Eric Jackson is an organizer, educator, and filmmaker, humbly serving as the visionary and a co-founder of Black Yield Institute, committed to building a movement toward Black Land and Food Sovereignty in Baltimore. Currently, he and his team, are committed to a 1.25 acre urban agriculture operation and building a cooperatively-owned grocery store in South Baltimore, while also conducting Black-led research, facilitating political education, and organizing an action network. Eric has over a decade of experience working in and with communities operating programming and helping people to build power and address a myriad of issues, including food inequities. A Baltimore native from the Cherry Hill Community, Eric is the recipient of numerous awards and a public speaker who has presented hundreds of addresses and workshops to diverse groups about food sovereignty, building power, and establishing strong organizations to address complex social issues, specific to people of African Descent. He is affirmed in and secured this work through the love of his family and friends, especially the brilliance of his Queen, Diara, and four children, Oryan, Erian, Amir, & Kamau!
Curtis Eaddy and Southwest Partnership
The Southwest Partnership envisions an awesome, healthy, architecturally beautiful, diverse, cohesive community of choice built on mutual respect and shared responsibility. We embrace all diversity: from race, gender, and sexual orientation to economic, education, and housing choice. Our diversity is our strength. The Southwest Partnership aims to maintain this vision through productive land uses and partnerships that will maintain a cohesive community. We partner with our neighbors, surrounding communities, city government, area institutions, and businesses, knowing that when we take the right road together, and with integrity, everyone will benefit. The Southwest Partnership is a coalition of seven neighborhood associations and six anchor institutions in Southwest Baltimore. We work together to build awesome communities in the Southwest Partnership Area: the neighborhoods of Barre Circle, Franklin Square, Hollins Roundhouse, Mount Clare, Pigtown, Poppleton, and Union Square.

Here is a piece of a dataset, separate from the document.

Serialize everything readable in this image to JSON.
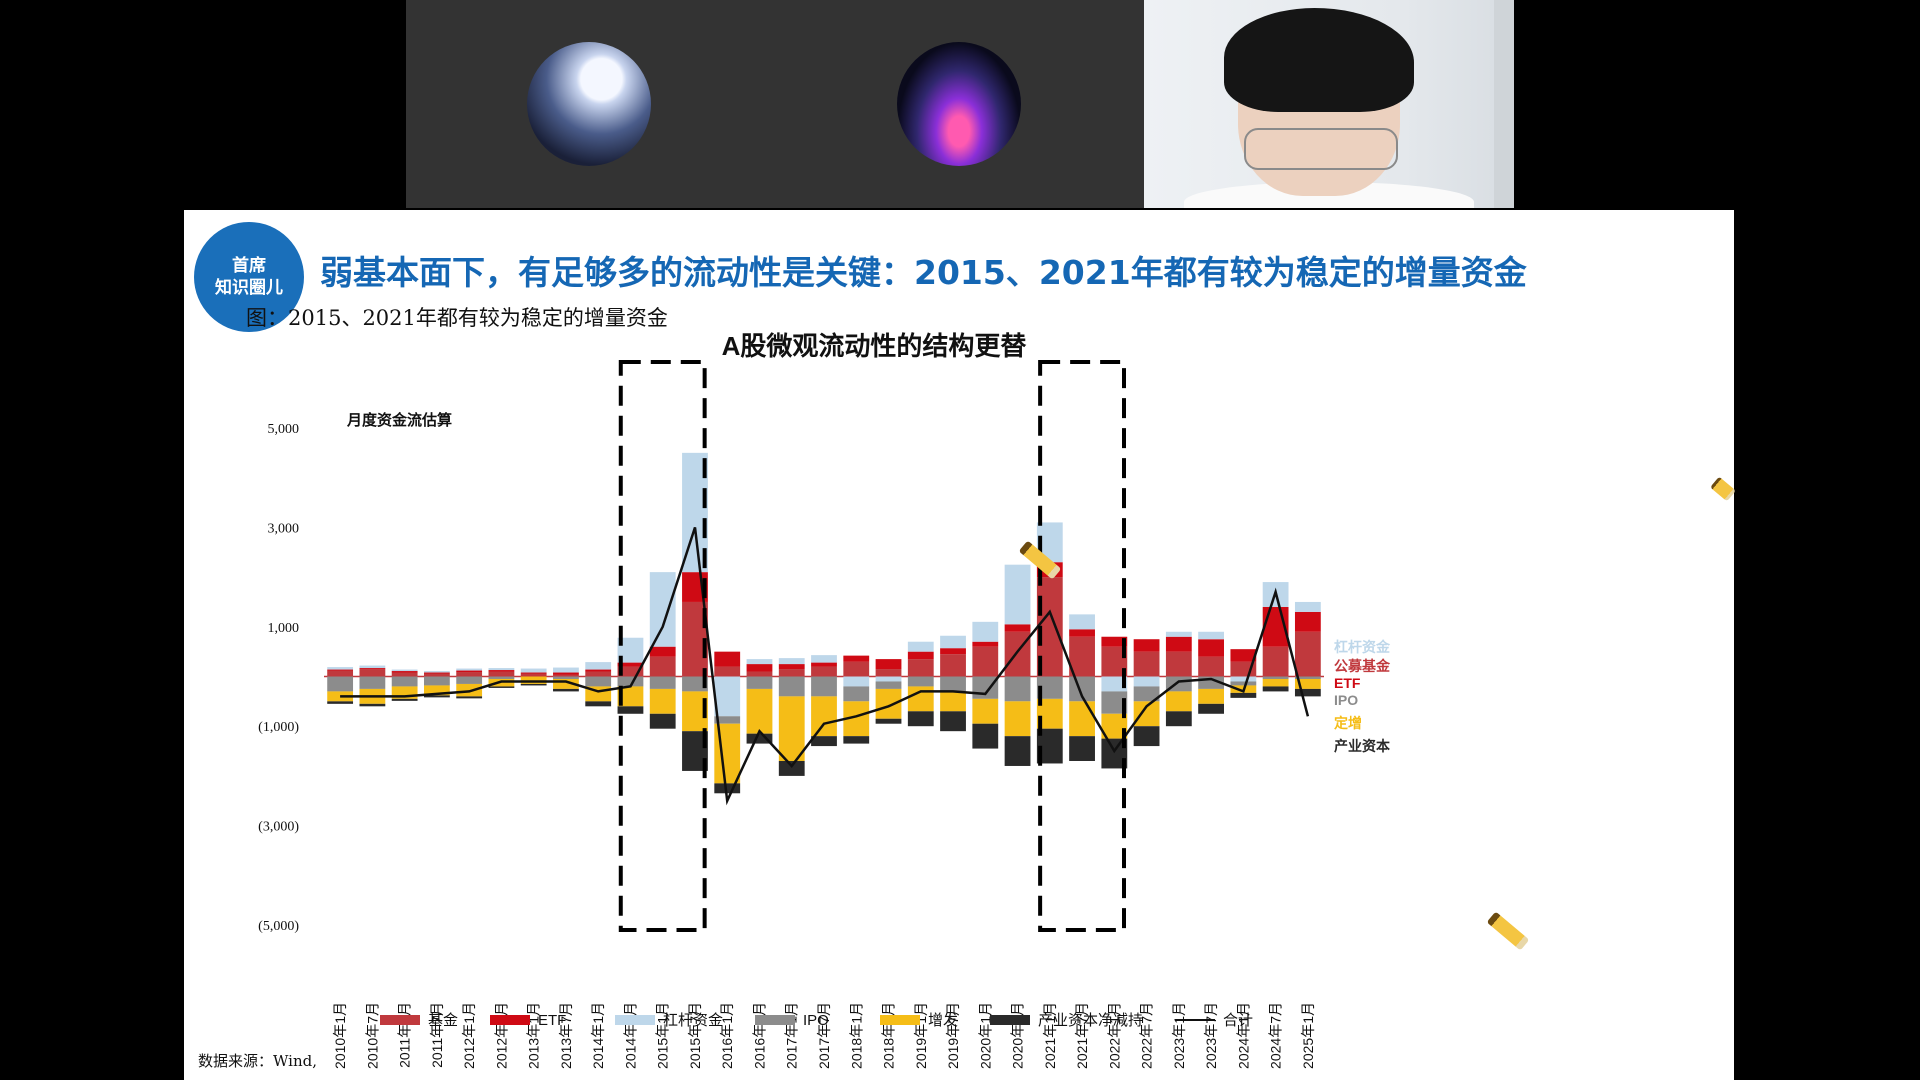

Curtis Eaddy was born in Baltimore and raised in Poppleton. He is a community artist and a Hip Hop DJ and Emcee, who has been programming events for more than ten-years. As a student at Frostburg State University, he founded an Arts & Entertainment campus-organization to provide diverse cultural events to unite a non-diverse college-community. After graduating, he returned to Baltimore and continued organizing for public events in Baltimore City Public Schools, and non-profit organizations (College Bound Foundation, Reginald F. Lewis Museum). His passion for community development brought him to the Southwest Partnership. His plan as Marketing and Events Manager is to identify opportunities for and develop new events to help bridge the disconnect between the neighborhoods in the community. Curtis is responsible for supporting and publicizing community events and marketing the Southwest Partnership and the neighborhoods.
Project Evaluator/Assessor
Dr. Tahira Mahdi is a community psychologist and consultant based in the Baltimore-Washington, DC region. Tahira develops and facilitates workshops and presentations for community programs, businesses, organizations, and college/university students and personnel regarding internal & external community matters, equity & diversity, and research & evaluation.